Contractual maintenance support of a priestess-sister in three old Babylonian sippar division agreement

12 November 2015

Generally, the family members conclude a division agreement of their inheritance received from a parental deceased estate to escape the perils of their shared inheritance by dividing it into portions of unburdened sole ownership. However, in some Old Babylonian Sippar division agreements, the family members devised and agreed to burden an elected inheritance property with a sui generis usufruct. This entails that they contractually agreed to share or appropriate to a family member the responsibility to manage the burdened property and use of its proceeds, for the maintenance and support of their priestess-sister. Only in the event of the priestess-sister's death is the burdened property restored from the restraints of the usufruct.

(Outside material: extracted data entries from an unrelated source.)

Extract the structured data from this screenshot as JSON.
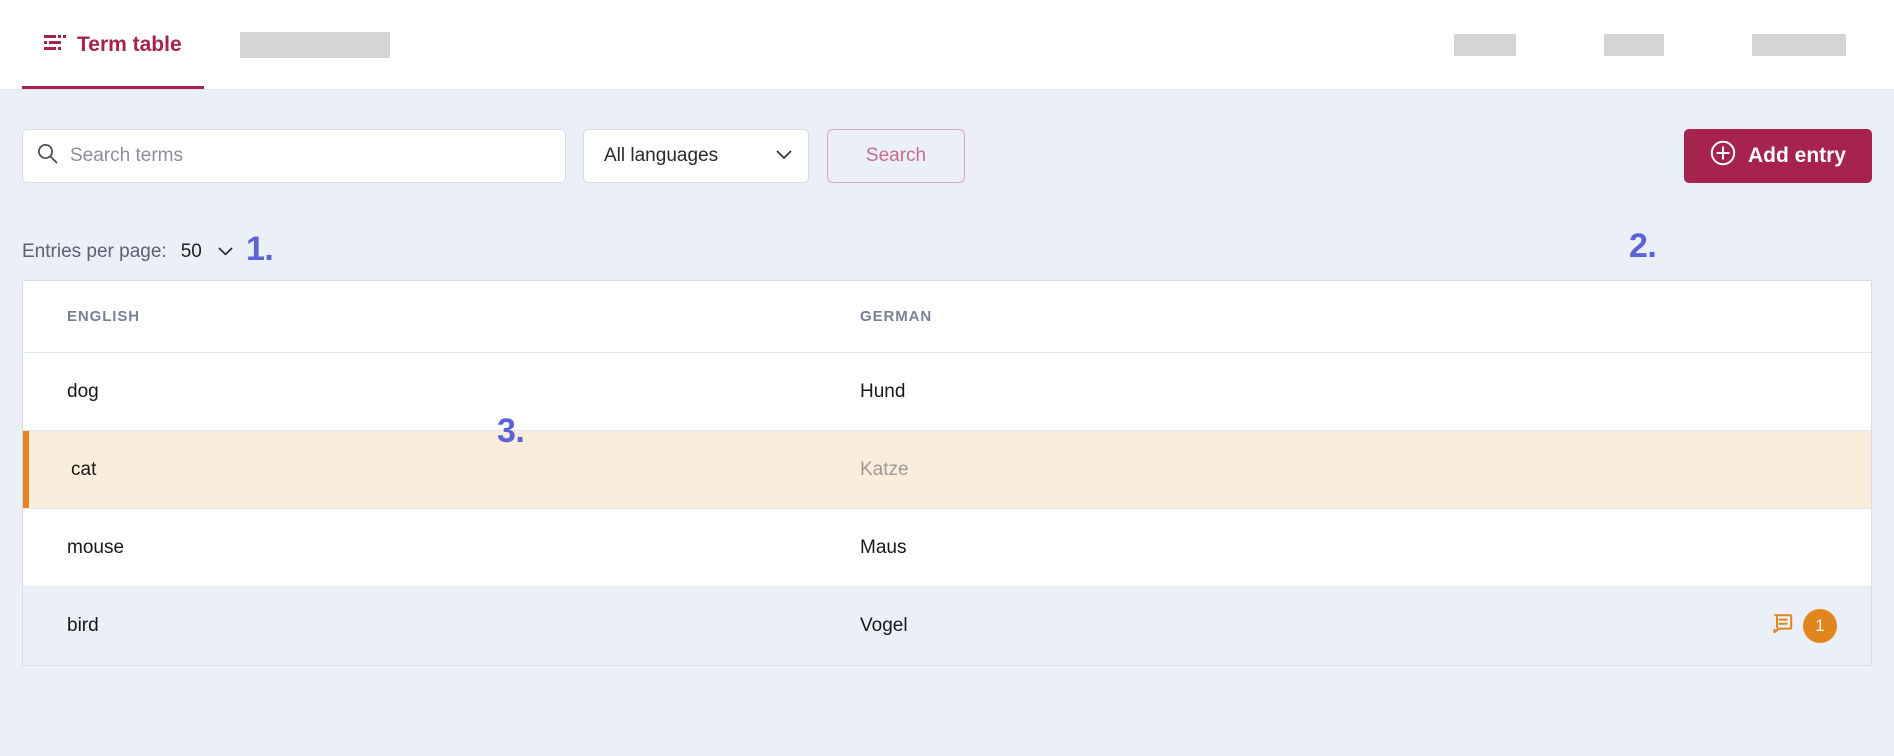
{
  "topbar": {
    "tabs": [
      {
        "label": "Term table",
        "icon": "term-table-icon",
        "active": true
      }
    ],
    "redacted_tab": "",
    "right_items": [
      "",
      "",
      ""
    ]
  },
  "toolbar": {
    "search": {
      "icon": "search-icon",
      "placeholder": "Search terms",
      "value": ""
    },
    "language_filter": {
      "selected": "All languages",
      "chevron": "chevron-down-icon"
    },
    "search_button_label": "Search",
    "add_entry_button_label": "Add entry",
    "add_entry_icon": "plus-circle-icon"
  },
  "annotations": [
    {
      "id": "1",
      "label": "1."
    },
    {
      "id": "2",
      "label": "2."
    },
    {
      "id": "3",
      "label": "3."
    }
  ],
  "pagination": {
    "entries_per_page_label": "Entries per page:",
    "entries_per_page_value": "50",
    "chevron": "chevron-down-icon"
  },
  "table": {
    "columns": [
      "ENGLISH",
      "GERMAN"
    ],
    "rows": [
      {
        "english": "dog",
        "german": "Hund",
        "state": "normal",
        "notes": null
      },
      {
        "english": "cat",
        "german": "Katze",
        "state": "selected",
        "notes": null,
        "german_muted": true
      },
      {
        "english": "mouse",
        "german": "Maus",
        "state": "normal",
        "notes": null
      },
      {
        "english": "bird",
        "german": "Vogel",
        "state": "alt",
        "notes": {
          "icon": "note-icon",
          "count": "1"
        }
      }
    ]
  },
  "colors": {
    "brand": "#a5234c",
    "page_background": "#ebeff8",
    "selected_row_background": "#fbeddc",
    "selected_row_accent": "#e0861c",
    "annotation": "#5c63d8",
    "badge": "#e0861c"
  }
}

In the article, I have applied my developed analysis method to the study of three Old Babylonian Sippar division agreements which consist of a usufruct-clause. First, I outline the prerequisite elements of the analysis method, which identify the three texts as a family division agreement from a deceased estate. Then follows a discussion of the legal practices found in the three texts of which the usufruct as a chosen legal practice receives special attention. The aim of the article is to show that family members can decide to utilise the sui generis usufruct in the division agreement for the maintenance and support of their priestess-sister, imposing on themselves lifelong personal and financial consequences, while ensuring that the family retain their property on the death of the priestess-sister.